The ex-nurse had already been investigated by Oregon authorities over allegations of sexual misconduct.
A former nurse at Oregon’s single women’s prison has been indicted for sexually assaulting a dozen women while they were incarcerated, according to a Department of Justice indictment unsealed Monday.
The nurse, Tony Daniel Klein, is facing 21 counts of “depriving the victims of their constitutional right not to be subjected to cruel and unusual punishment by sexually assaulting them.” In the indictment, Klein stands accused of sexually assaulting the women on multiple occasions in 2016 and 2017.
He’s also facing four counts of perjury, in connection to a 2019 deposition for a lawsuit that accused Klein of sexual misconduct.
Klein has turned himself in to the FBI and pleaded not guilty to all of the counts, Oregon Public Broadcasting reported Monday. If he’s convicted, Klein could spend the rest of his life in prison.

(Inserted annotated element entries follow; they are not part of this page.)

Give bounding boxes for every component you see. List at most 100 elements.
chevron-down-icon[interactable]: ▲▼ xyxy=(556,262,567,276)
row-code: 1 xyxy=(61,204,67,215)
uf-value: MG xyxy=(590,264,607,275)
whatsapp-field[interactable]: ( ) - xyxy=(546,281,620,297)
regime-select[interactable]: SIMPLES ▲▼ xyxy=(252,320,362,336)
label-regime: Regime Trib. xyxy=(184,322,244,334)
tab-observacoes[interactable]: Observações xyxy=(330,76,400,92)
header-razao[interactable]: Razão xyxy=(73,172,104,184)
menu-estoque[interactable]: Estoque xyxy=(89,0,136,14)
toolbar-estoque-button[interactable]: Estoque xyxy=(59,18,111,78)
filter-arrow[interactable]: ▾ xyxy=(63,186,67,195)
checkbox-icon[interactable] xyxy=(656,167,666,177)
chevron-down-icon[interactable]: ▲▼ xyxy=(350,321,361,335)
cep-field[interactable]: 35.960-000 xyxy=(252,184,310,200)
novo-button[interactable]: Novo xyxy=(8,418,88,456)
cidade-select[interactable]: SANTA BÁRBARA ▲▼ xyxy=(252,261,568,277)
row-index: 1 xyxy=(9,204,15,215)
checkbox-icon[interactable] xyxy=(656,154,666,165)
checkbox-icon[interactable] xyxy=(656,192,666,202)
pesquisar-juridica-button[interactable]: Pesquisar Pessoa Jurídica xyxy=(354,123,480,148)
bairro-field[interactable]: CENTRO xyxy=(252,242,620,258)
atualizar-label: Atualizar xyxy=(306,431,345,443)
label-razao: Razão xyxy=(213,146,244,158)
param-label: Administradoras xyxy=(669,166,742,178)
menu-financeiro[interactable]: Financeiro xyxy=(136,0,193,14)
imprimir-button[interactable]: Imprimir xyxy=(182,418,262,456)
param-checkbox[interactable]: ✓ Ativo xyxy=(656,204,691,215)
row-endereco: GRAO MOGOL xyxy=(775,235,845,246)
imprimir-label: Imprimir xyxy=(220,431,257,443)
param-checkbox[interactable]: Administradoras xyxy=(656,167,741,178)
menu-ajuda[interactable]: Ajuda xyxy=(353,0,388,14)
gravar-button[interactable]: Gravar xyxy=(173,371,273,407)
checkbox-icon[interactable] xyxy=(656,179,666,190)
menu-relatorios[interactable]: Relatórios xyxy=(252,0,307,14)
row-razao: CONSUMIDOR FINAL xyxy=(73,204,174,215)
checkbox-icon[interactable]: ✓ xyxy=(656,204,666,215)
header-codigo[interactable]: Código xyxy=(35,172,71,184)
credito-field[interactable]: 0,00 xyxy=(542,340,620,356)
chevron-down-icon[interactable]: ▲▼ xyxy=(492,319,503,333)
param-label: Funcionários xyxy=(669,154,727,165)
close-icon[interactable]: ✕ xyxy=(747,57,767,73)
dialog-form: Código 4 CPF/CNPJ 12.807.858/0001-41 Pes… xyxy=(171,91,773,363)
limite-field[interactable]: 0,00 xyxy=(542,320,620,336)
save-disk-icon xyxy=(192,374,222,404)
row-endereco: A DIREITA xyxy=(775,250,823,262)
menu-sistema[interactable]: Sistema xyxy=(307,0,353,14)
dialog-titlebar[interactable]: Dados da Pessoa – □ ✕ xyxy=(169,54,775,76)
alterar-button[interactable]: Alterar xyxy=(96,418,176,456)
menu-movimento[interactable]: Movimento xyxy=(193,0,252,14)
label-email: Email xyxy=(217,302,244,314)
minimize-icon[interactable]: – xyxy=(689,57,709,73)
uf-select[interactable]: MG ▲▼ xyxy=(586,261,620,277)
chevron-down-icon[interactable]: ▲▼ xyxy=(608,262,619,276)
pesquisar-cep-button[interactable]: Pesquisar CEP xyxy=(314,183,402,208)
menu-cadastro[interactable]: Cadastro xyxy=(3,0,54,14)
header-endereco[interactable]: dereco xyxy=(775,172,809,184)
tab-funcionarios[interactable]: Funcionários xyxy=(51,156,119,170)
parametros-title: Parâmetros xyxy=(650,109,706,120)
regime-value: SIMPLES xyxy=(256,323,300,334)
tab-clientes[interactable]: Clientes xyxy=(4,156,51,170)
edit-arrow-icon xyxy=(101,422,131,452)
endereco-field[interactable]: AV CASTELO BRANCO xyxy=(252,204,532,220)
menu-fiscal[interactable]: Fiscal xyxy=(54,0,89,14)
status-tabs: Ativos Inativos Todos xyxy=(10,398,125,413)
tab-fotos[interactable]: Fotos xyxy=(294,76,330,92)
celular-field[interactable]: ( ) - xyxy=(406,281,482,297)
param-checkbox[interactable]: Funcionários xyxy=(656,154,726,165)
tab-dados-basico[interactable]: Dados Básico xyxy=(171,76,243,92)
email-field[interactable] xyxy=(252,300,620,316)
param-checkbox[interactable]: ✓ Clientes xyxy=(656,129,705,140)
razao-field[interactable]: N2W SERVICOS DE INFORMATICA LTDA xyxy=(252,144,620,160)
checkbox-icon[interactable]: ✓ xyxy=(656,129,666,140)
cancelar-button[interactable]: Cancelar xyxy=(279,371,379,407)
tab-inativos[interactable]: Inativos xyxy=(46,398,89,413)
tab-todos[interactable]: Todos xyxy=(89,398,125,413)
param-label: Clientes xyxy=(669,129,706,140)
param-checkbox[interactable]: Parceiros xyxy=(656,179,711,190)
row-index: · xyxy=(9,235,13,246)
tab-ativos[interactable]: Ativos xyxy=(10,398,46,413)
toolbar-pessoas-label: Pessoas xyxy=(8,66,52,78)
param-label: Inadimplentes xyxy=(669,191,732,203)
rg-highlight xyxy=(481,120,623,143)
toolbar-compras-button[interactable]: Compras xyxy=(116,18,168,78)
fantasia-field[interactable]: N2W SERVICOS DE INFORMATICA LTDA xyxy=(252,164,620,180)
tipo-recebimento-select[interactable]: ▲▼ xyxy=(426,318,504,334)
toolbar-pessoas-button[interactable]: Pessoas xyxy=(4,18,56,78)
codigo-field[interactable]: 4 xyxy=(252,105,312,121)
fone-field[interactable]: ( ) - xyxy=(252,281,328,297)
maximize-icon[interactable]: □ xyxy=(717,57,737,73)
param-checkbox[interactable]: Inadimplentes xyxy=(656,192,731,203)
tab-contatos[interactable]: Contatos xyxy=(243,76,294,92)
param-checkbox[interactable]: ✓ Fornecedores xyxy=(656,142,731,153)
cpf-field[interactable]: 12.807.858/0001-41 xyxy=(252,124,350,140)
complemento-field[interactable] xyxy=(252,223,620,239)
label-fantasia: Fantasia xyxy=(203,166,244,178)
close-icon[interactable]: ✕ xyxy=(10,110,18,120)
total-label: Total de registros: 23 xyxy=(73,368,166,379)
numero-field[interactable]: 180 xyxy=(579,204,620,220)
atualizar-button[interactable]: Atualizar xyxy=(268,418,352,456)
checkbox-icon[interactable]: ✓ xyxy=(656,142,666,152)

These accusations didn’t come out of nowhere: Oregon police, the Oregon Department of Corrections, Oregon’s nursing board, and the Washington County District Attorney’s Office have all investigated allegations of sexual misconduct made against Klein, according to Oregon Public Broadcasting. In 2020, Oregon paid out $1.7 million to settle civil lawsuits brought by 10 women who said the state failed to keep them safe from Klein. No one admitted fault in the settlement.
The U.S. incarceration system is rife with sexual assault. In 2018, prison officials recorded nearly 28,000 allegations of sexual victimization in adult correctional facilities, according to a survey released by the Department of Justice in June 2021. There were almost 6,000 allegations of “staff sexual misconduct” and roughly 4,600 allegations of “staff sexual harassment” in such facilities in 2018.Women, in particular, report being victims of sexual violence while behind bars. Between 2009 and 2011, women made up just about 13 percent of people held in local jails, according to another Justice Department report. However, they accounted for 67 percent of the victims of staff-on-inmate sexual victimization, and 27 percent of the victims of inmate-on-inmate sexual victimization, that same report found. Women in jail also report experiencing staggering amounts of violence in their life: 86 percent say they’ve experienced sexual violence at some point in their lifetime, the Vera Institute of Justice reported in 2016.
In a 2017-2018 survey of women incarcerated at the prison where Klein worked, 66 women responded to questions about their histories of trauma. Approximately 75 percent said they had been sexually abused as children or teenagers, while about 55 percent said they’d been sexually abused as adults.
Corrections Department Director Colette S. Peters said that the indictment against Klein “shows that the voices of women in custody are heard and taken seriously.”
“DOC has zero tolerance for sexual violence against the people in our care and allegations will not be swept under the rug or ignored regardless of whether the person accused is no longer employed by our Department,” she said in a statement reported by NBC News. “Now the federal criminal justice system can rightly deal with these serious allegations.”